Accuser testifies against Ravens security director charged with groping stadium worker

A stadium worker who accused the security director of the Baltimore Ravens of groping her after a game took the stand during the first day of trial.

The trial for Darren Sanders began Monday in Baltimore Circuit Court. Sanders is charged with second-degree assault and a fourth-degree sex offense stemming from allegations that he grabbed the female custodian's breasts and buttocks and kissed her without permission.

Sanders' accuser told jurors that that she rebuffed Sanders' repeated sexual advances as she escorted him to a stadium lot where his car was parked.

The Associated Press generally does not identify alleged victims of sexual assault.

The woman works for Chimes District of Columbia, an organization that staffs custodial personnel at the M&T Bank Stadium in Baltimore. She told jurors that after a football game on Dec. 18, 2014 she noticed Sanders was lost, and offered to give him directions. The woman said she recognized Sanders, who frequents the owner's suite, but did not realize he worked for the Ravens.

The woman told jurors that at one point while she was walking Sanders toward an elevator that would take him to the parking lot he'd been trying to find, the two stepped into a dimly lit outdoor area.

"When we stepped outside he went from a polite guy looking for an elevator to kind of creepy," she said, adding that he told her, "Nobody can see us out here."

The woman then said Sanders grabbed her buttocks several times, and when they finally approached the elevator, "pressed his body against me, grabbed my wrist and was trying to get me to touch him," she said. "He was moving my hair tryng to kiss my neck. I kept saying 'No sir, please let me go.'"

Sanders' attorney Andy Alperstein will cross-examine the woman on Tuesday.
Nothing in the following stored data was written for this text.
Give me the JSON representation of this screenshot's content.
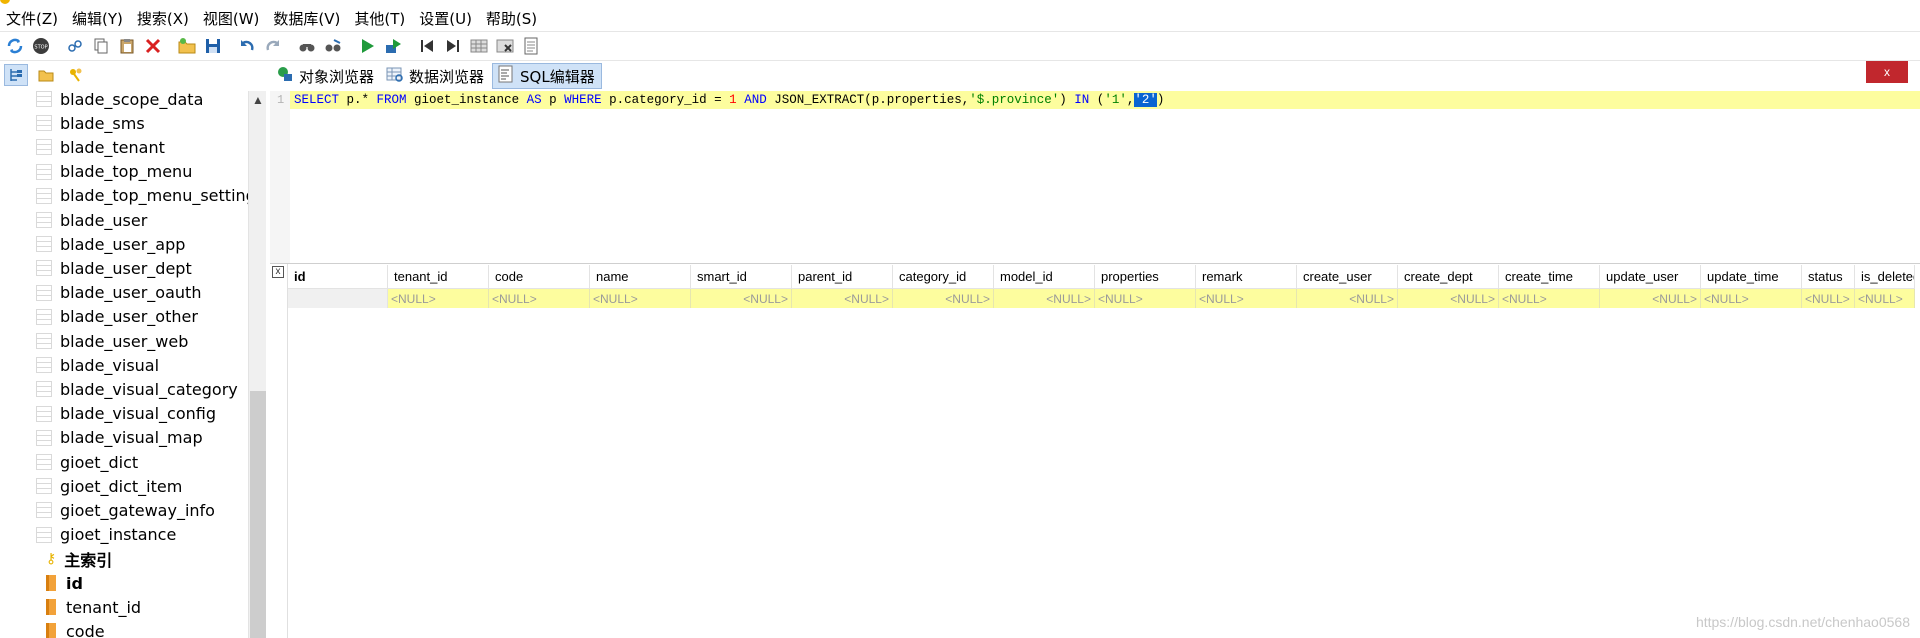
{
  "menu": [
    "文件(Z)",
    "编辑(Y)",
    "搜索(X)",
    "视图(W)",
    "数据库(V)",
    "其他(T)",
    "设置(U)",
    "帮助(S)"
  ],
  "toolbar": {
    "icons": [
      "refresh-icon",
      "stop-icon",
      "link-icon",
      "copy-icon",
      "paste-icon",
      "delete-icon",
      "open-icon",
      "save-icon",
      "undo-icon",
      "redo-icon",
      "find-icon",
      "replace-icon",
      "run-icon",
      "run-selection-icon",
      "first-icon",
      "last-icon",
      "grid-icon",
      "grid-remove-icon",
      "notes-icon"
    ],
    "stop_label": "STOP"
  },
  "tabs": [
    {
      "label": "对象浏览器",
      "icon": "object-browser-icon"
    },
    {
      "label": "数据浏览器",
      "icon": "data-browser-icon"
    },
    {
      "label": "SQL编辑器",
      "icon": "sql-editor-icon",
      "active": true
    }
  ],
  "close_label": "x",
  "tree": {
    "tables": [
      "blade_scope_data",
      "blade_sms",
      "blade_tenant",
      "blade_top_menu",
      "blade_top_menu_setting",
      "blade_user",
      "blade_user_app",
      "blade_user_dept",
      "blade_user_oauth",
      "blade_user_other",
      "blade_user_web",
      "blade_visual",
      "blade_visual_category",
      "blade_visual_config",
      "blade_visual_map",
      "gioet_dict",
      "gioet_dict_item",
      "gioet_gateway_info",
      "gioet_instance"
    ],
    "primary_key_label": "主索引",
    "columns": [
      "id",
      "tenant_id",
      "code"
    ]
  },
  "editor": {
    "line_number": "1",
    "sql": {
      "t1": "SELECT",
      "t2": " p.* ",
      "t3": "FROM",
      "t4": " gioet_instance ",
      "t5": "AS",
      "t6": " p ",
      "t7": "WHERE",
      "t8": " p.category_id = ",
      "t9": "1",
      "t10": " ",
      "t11": "AND",
      "t12": " JSON_EXTRACT(p.properties,",
      "t13": "'$.province'",
      "t14": ") ",
      "t15": "IN",
      "t16": " (",
      "t17": "'1'",
      "t18": ",",
      "t19": "'2'",
      "t20": ")"
    }
  },
  "result": {
    "close_label": "x",
    "columns": [
      "id",
      "tenant_id",
      "code",
      "name",
      "smart_id",
      "parent_id",
      "category_id",
      "model_id",
      "properties",
      "remark",
      "create_user",
      "create_dept",
      "create_time",
      "update_user",
      "update_time",
      "status",
      "is_deleted"
    ],
    "row": [
      "",
      "<NULL>",
      "<NULL>",
      "<NULL>",
      "<NULL>",
      "<NULL>",
      "<NULL>",
      "<NULL>",
      "<NULL>",
      "<NULL>",
      "<NULL>",
      "<NULL>",
      "<NULL>",
      "<NULL>",
      "<NULL>",
      "<NULL>",
      "<NULL>"
    ]
  },
  "watermark": "https://blog.csdn.net/chenhao0568"
}
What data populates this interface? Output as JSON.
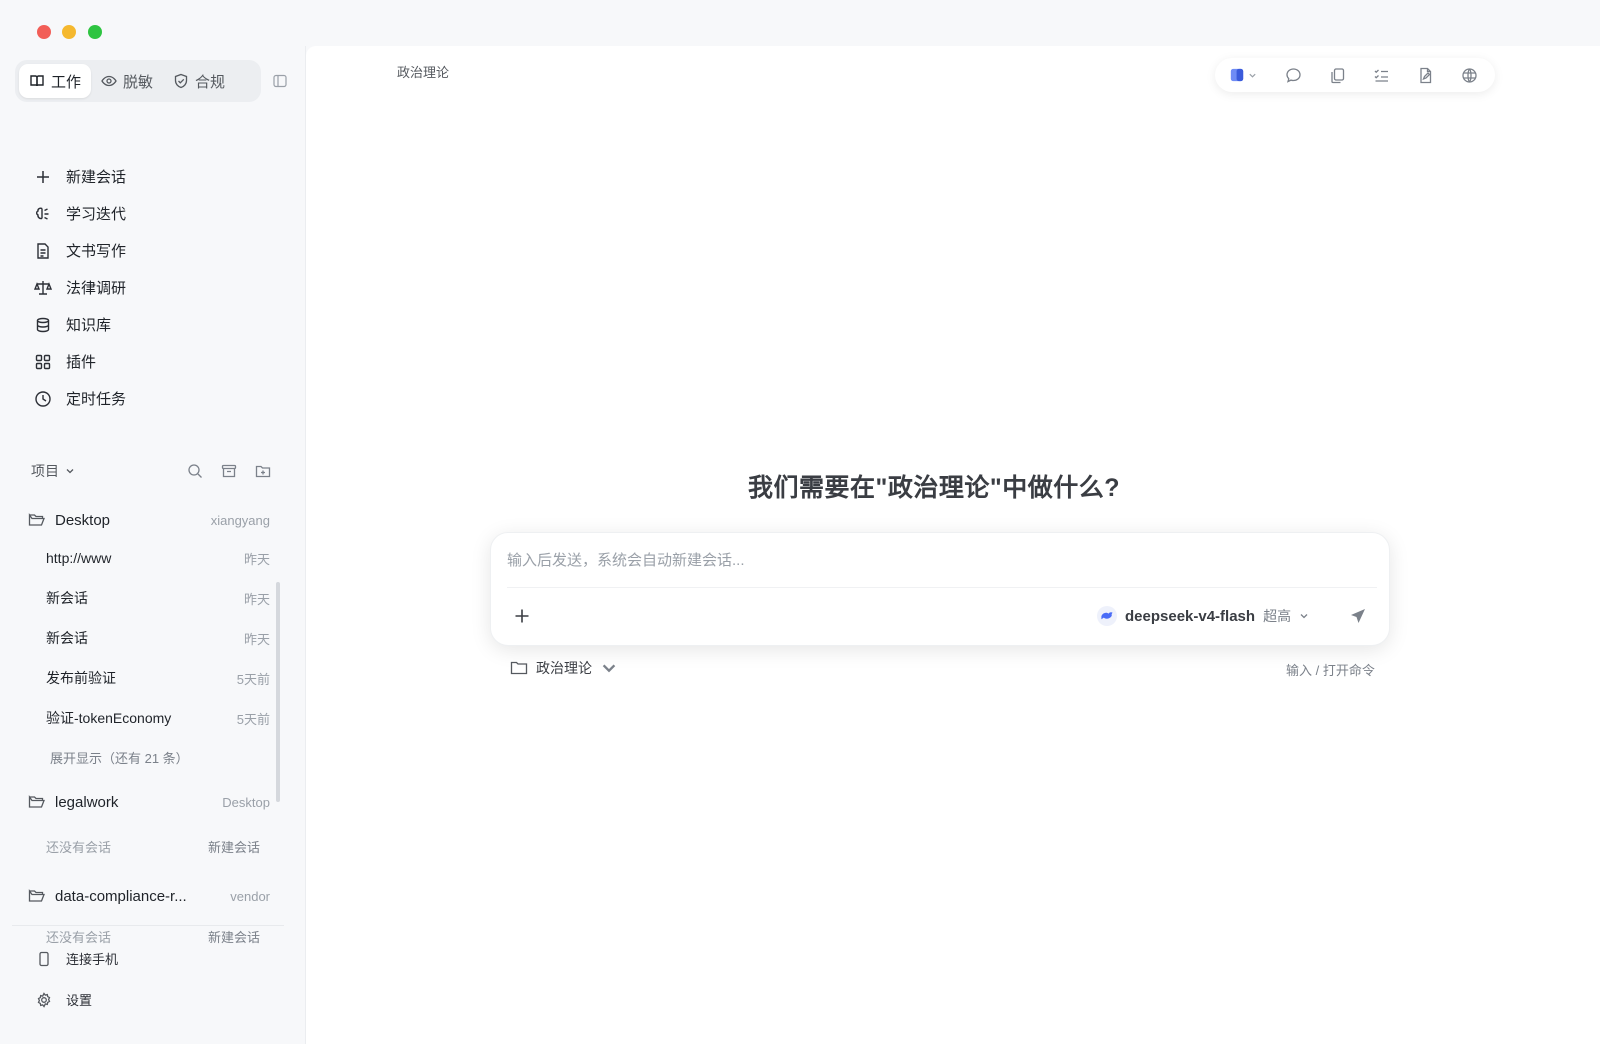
{
  "window": {
    "breadcrumb": "政治理论"
  },
  "modes": [
    {
      "label": "工作",
      "icon": "book-icon",
      "active": true
    },
    {
      "label": "脱敏",
      "icon": "eye-icon",
      "active": false
    },
    {
      "label": "合规",
      "icon": "shield-icon",
      "active": false
    }
  ],
  "nav": [
    {
      "label": "新建会话",
      "icon": "plus-icon"
    },
    {
      "label": "学习迭代",
      "icon": "brain-icon"
    },
    {
      "label": "文书写作",
      "icon": "document-icon"
    },
    {
      "label": "法律调研",
      "icon": "scale-icon"
    },
    {
      "label": "知识库",
      "icon": "database-icon"
    },
    {
      "label": "插件",
      "icon": "grid-icon"
    },
    {
      "label": "定时任务",
      "icon": "clock-icon"
    }
  ],
  "projects": {
    "title": "项目",
    "folders": [
      {
        "name": "Desktop",
        "meta": "xiangyang",
        "sessions": [
          {
            "title": "http://www",
            "time": "昨天"
          },
          {
            "title": "新会话",
            "time": "昨天"
          },
          {
            "title": "新会话",
            "time": "昨天"
          },
          {
            "title": "发布前验证",
            "time": "5天前"
          },
          {
            "title": "验证-tokenEconomy",
            "time": "5天前"
          }
        ],
        "expand": "展开显示（还有 21 条）"
      },
      {
        "name": "legalwork",
        "meta": "Desktop",
        "empty": "还没有会话",
        "new": "新建会话"
      },
      {
        "name": "data-compliance-r...",
        "meta": "vendor",
        "empty": "还没有会话",
        "new": "新建会话"
      }
    ]
  },
  "bottom": [
    {
      "label": "连接手机",
      "icon": "phone-icon"
    },
    {
      "label": "设置",
      "icon": "gear-icon"
    }
  ],
  "main": {
    "heading": "我们需要在\"政治理论\"中做什么?",
    "placeholder": "输入后发送，系统会自动新建会话...",
    "model": "deepseek-v4-flash",
    "level": "超高",
    "folder": "政治理论",
    "cmd_hint": "输入 / 打开命令"
  },
  "colors": {
    "accent": "#4a6cf7",
    "text": "#1f2329",
    "muted": "#9aa0a8"
  }
}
During opening statements he described Sanders as a family man with three children who "worked hard for where he is in life." Alperstein told the jury that in fact it was the woman who asked for Sanders' phone number, and the man politely declined to engage her advances.

"Darren Sanders has been falsely accused of a crime," Alperstein said. "He is innocent, he did not do it and the state will not prove he did."

The trial is expected to last four days.